Pendiri Lembaga Survei KedaiKOPI ini menyambut permintaan
maaf Jokowi asalkan kesalahan politiknya tidak diulangi lagi. “Bagus
lah kalau dia mengakui kesalahannya. Saat ini juga ekonomi sedang
sulit, banyak pembangunan yang tidak selesai, banyak BUMN yang
collapse , kebijakan-kebijakan aneh seperti Proyek Strategis Nasional
(PSN),” kata dia.
Sebelumnya, Presiden Jokowi menyampaikan permintaan maaf
atas kesalahannya selama menjabat. Kepala negara mengingatkan bahwa
dia hanya manusia biasa.
Jokowi menyampaikan permohonaan maaf ini dalam sambutan saat
zikir kebangsaan di Istana Merdeka, Jakarta, pada Kamis malam, 1
Agustus 2024. Acara ini merupakan rangkaian ‘Bulan Kemerdekaan’ HUT RI
ke-79. “Saya dan Profesor Kiai Haji Ma’ruf Amin ingin memohon maaf
yang sedalam-dalamnya atas segala salah dan khilaf selama ini.

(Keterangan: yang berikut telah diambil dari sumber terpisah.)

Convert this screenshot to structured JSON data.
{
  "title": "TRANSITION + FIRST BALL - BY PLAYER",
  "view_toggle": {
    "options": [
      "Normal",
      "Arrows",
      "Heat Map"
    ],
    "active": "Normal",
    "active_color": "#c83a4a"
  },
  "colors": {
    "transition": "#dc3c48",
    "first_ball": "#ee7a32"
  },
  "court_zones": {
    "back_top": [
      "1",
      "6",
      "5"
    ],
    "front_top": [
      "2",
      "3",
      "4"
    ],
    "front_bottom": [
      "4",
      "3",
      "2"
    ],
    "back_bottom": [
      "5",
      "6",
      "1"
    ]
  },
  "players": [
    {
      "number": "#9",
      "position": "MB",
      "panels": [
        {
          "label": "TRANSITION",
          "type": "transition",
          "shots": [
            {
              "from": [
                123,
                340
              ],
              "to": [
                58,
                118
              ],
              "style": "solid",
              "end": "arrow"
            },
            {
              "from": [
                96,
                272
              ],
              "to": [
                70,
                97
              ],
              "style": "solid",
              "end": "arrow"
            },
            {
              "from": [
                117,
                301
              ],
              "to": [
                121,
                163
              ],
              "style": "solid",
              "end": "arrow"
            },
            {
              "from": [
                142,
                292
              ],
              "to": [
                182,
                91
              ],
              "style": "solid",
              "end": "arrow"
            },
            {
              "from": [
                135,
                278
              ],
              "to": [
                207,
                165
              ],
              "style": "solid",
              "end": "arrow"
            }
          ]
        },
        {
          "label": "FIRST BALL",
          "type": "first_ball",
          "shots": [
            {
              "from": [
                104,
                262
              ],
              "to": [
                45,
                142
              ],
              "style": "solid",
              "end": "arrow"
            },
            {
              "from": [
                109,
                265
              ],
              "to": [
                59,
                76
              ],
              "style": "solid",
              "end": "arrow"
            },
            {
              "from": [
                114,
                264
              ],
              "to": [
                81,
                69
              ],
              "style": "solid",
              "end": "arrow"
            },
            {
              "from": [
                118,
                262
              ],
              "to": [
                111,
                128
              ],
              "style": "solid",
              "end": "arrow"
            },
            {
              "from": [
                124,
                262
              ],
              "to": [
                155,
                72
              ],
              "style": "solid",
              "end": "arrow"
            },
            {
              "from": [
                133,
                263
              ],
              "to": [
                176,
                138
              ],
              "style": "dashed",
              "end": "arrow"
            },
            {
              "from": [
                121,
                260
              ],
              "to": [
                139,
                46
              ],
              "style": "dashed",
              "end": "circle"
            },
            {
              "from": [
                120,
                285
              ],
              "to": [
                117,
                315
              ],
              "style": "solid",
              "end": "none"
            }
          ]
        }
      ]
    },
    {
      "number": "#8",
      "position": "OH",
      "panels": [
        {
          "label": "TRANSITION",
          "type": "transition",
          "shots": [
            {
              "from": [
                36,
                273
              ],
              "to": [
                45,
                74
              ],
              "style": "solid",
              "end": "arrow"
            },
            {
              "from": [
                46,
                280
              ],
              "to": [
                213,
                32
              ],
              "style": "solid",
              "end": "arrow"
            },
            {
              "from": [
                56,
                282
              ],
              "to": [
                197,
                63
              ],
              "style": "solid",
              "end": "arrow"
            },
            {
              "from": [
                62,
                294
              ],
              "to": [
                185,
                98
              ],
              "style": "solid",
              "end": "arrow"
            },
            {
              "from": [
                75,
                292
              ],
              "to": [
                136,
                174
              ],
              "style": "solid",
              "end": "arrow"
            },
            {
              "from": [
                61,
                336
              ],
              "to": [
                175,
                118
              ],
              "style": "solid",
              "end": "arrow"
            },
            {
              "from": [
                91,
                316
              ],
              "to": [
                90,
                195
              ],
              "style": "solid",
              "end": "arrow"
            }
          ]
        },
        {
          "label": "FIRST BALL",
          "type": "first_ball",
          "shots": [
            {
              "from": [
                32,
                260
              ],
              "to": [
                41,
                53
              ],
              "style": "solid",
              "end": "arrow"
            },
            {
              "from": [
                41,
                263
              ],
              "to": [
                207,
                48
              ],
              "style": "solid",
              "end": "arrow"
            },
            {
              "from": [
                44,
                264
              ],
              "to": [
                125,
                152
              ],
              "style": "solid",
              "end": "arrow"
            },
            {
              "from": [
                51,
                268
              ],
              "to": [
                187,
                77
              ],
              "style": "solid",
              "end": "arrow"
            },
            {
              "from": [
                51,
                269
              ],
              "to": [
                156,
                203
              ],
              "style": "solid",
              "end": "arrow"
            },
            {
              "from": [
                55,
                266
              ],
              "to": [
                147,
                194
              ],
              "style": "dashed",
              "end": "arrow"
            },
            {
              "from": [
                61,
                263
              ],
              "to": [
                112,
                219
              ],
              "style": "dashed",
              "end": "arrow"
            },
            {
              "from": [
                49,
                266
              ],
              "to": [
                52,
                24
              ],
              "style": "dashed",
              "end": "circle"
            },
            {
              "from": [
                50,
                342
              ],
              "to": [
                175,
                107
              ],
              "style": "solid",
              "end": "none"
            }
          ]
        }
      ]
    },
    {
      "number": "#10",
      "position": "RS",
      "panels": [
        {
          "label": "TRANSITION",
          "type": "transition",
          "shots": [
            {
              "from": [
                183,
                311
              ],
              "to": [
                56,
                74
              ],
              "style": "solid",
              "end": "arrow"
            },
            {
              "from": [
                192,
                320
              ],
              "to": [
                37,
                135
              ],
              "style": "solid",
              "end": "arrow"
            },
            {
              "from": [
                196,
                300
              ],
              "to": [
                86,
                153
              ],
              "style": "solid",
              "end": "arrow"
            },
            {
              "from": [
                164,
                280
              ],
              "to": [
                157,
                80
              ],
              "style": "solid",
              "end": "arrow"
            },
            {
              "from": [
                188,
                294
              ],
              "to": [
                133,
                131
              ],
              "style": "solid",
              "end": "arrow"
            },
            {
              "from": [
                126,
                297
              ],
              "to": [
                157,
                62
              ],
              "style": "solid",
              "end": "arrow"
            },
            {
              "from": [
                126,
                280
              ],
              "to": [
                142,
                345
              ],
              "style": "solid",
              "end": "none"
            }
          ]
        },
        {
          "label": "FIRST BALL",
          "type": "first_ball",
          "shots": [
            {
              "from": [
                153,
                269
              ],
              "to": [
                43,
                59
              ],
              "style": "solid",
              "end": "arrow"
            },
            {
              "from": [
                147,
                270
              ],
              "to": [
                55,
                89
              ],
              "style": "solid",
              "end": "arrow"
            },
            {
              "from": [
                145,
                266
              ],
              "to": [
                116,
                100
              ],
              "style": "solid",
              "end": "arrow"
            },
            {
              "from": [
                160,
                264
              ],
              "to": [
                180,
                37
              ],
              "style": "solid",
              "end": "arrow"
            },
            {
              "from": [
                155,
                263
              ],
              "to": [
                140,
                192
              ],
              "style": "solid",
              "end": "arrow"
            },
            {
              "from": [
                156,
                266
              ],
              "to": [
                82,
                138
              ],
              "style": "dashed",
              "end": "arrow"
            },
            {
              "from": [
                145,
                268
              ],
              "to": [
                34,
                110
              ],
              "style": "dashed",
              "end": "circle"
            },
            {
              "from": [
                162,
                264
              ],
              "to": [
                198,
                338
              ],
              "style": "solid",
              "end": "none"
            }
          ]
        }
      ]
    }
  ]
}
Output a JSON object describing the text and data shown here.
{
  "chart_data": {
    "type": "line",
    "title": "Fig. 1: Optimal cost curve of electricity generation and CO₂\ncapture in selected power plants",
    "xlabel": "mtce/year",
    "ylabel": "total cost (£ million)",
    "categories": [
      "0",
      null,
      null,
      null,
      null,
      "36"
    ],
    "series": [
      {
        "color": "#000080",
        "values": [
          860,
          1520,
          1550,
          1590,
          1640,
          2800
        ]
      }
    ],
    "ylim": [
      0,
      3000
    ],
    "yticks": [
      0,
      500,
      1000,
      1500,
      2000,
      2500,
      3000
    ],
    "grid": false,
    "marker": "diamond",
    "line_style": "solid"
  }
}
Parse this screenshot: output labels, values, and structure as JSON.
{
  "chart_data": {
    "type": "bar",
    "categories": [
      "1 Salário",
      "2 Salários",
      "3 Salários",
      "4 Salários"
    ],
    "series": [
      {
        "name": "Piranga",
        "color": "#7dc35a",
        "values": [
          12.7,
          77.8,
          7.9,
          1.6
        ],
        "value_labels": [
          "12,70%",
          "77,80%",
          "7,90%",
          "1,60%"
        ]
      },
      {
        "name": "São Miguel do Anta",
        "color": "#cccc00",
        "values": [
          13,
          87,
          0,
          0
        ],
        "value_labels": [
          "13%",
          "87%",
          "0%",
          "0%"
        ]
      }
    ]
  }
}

Khususnya selama kami berdua menjalankan amanah sebagai presiden dan
sebagai wakil presiden,” kata Jokowi, kemarin malam tulis tempo.
Jokowi akan menyelesaikan masa akhir jabatannya sebagai
presiden pada 20 Oktober setelah 10 tahun berkuasa. (tob-01)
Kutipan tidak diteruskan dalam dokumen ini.